D’une implacable acuité, le regard que Sacha porte sur lui-même vaut pour les enfants pourris-gâtés de son âge et les adultes. Or, il est le premier à ne pas se ménager : « Si vous me regardiez au moment où je vous parle, vous ne verriez rien. Rien d’intéressant». Mais tout de suite il faut le préciser : que Sacha Winter, narrateur du livre, 14 ans, n’est pas identifiable à Sacha Sperling, 19 ans aujourd’hui, qui a écrit Mes illusions donnent sur la cour et se défend d’avoir vécu les situations extrêmes ponctuant la dérive de son protagoniste.
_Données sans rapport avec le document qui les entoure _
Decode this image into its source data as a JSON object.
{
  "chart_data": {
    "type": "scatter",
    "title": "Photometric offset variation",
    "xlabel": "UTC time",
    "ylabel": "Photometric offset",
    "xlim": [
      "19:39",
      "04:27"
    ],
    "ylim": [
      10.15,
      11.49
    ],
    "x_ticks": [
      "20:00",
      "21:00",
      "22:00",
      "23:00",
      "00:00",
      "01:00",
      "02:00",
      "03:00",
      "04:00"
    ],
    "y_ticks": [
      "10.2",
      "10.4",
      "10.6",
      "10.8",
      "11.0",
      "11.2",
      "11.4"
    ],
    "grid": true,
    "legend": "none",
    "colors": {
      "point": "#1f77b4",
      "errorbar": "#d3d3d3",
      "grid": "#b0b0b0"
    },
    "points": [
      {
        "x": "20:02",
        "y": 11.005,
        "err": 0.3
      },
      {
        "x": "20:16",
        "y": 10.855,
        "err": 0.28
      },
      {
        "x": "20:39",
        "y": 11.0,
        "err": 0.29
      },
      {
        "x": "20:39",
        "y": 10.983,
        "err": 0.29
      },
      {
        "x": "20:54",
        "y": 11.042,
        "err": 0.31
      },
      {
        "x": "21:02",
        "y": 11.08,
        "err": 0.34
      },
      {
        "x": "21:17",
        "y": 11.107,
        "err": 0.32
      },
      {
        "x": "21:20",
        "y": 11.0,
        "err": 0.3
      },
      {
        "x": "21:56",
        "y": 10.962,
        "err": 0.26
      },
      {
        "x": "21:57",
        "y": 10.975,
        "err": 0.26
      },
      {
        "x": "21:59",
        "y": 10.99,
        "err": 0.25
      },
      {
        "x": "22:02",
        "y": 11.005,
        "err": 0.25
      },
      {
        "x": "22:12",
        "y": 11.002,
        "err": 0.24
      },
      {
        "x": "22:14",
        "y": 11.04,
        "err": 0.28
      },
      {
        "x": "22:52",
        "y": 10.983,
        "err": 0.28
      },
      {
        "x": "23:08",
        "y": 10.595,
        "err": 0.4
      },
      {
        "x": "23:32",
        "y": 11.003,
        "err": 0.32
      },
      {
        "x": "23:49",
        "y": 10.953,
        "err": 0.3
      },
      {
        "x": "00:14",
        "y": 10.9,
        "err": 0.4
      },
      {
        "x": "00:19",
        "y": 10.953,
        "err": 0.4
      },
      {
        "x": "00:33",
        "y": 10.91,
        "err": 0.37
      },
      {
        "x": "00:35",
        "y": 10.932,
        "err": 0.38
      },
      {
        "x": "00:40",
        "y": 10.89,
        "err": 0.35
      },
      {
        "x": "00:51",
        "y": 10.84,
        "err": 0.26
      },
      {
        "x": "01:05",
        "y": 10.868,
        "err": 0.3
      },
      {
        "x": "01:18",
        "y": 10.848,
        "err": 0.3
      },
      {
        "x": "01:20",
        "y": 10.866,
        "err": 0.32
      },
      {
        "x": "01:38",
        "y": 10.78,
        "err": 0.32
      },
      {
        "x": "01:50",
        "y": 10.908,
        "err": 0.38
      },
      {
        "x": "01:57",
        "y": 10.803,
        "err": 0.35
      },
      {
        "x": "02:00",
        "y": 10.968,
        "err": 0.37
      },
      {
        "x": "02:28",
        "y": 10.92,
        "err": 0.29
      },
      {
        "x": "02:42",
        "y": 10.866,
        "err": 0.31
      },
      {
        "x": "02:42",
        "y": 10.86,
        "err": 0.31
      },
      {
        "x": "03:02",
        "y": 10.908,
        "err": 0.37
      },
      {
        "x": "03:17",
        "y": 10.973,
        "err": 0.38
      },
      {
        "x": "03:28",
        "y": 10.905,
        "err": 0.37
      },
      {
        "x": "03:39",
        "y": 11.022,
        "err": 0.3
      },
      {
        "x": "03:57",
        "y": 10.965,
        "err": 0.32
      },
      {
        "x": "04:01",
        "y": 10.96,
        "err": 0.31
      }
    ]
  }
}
Le Sacha du roman a des bleus au cœur, non sans raisons. Il y a chez lui du type de l’enfant de divorcés immatures qui fuit dans la musique abrutissante et la défonce à l’alcool, ou à l’herbe, puis à la coke, les baises confuses, les frasques et les provocations signifiant autant d’appels au secours. Pas plus que ses parents largués, ni les kyrielles de psys qu’on lui colle depuis l’âge de quatre ans, ni les profs ne lui apportent ce qu’il demande au fond : une vie plus intense et plus vraie, de l’amitié et de l’amour peut-être, comme il les trouve chez un son alter ego Augustin. Comme les Kids de Larry Clark ou les « zombies » de Bret Easton Ellis, le Sacha du roman incarne une adolescence à la fois blasée et sûre de rien, qui couche avant d’échanger ses prénoms et en souffre « quelque part », oscille entre vague bisexualité individuelle  et conformiste homophobie de groupe, sait tout par internet et patauge dans son bouillon d’inculture.

Tout cela que Sacha Sperling a lui-même vécu lui-même ou par contact social et affectif, tout en récusant l’identification de son personnage à l’auteur. Bien plus que le prof observateur d’Entre les murs, l’auteur de Mes illusions donnent sur la cour est en phase avec les ados qu’il observe. Mais ce qui stupéfie est la maturité avec laquelle, par la voix du Sacha de 14 ans, il module ses constats. Or son entourage, et sa propre éducation, y sont évidemment pour quelque chose.

Issu de milieu artiste et cultivé, Sacha Sperling est en effet le fils de Diane Kurys, comédienne et réalisatrice de premier plan (Prix Delluc pour Diabolo menthe), dont le dernier film est consacré à… Françoise Sagan, et d’Alex Arkady, réalisateur très en vue lui aussi, notamment du Coup de sirocco, de Pour Sacha ( !) et d’Avoir vingt ans dans les Aurès.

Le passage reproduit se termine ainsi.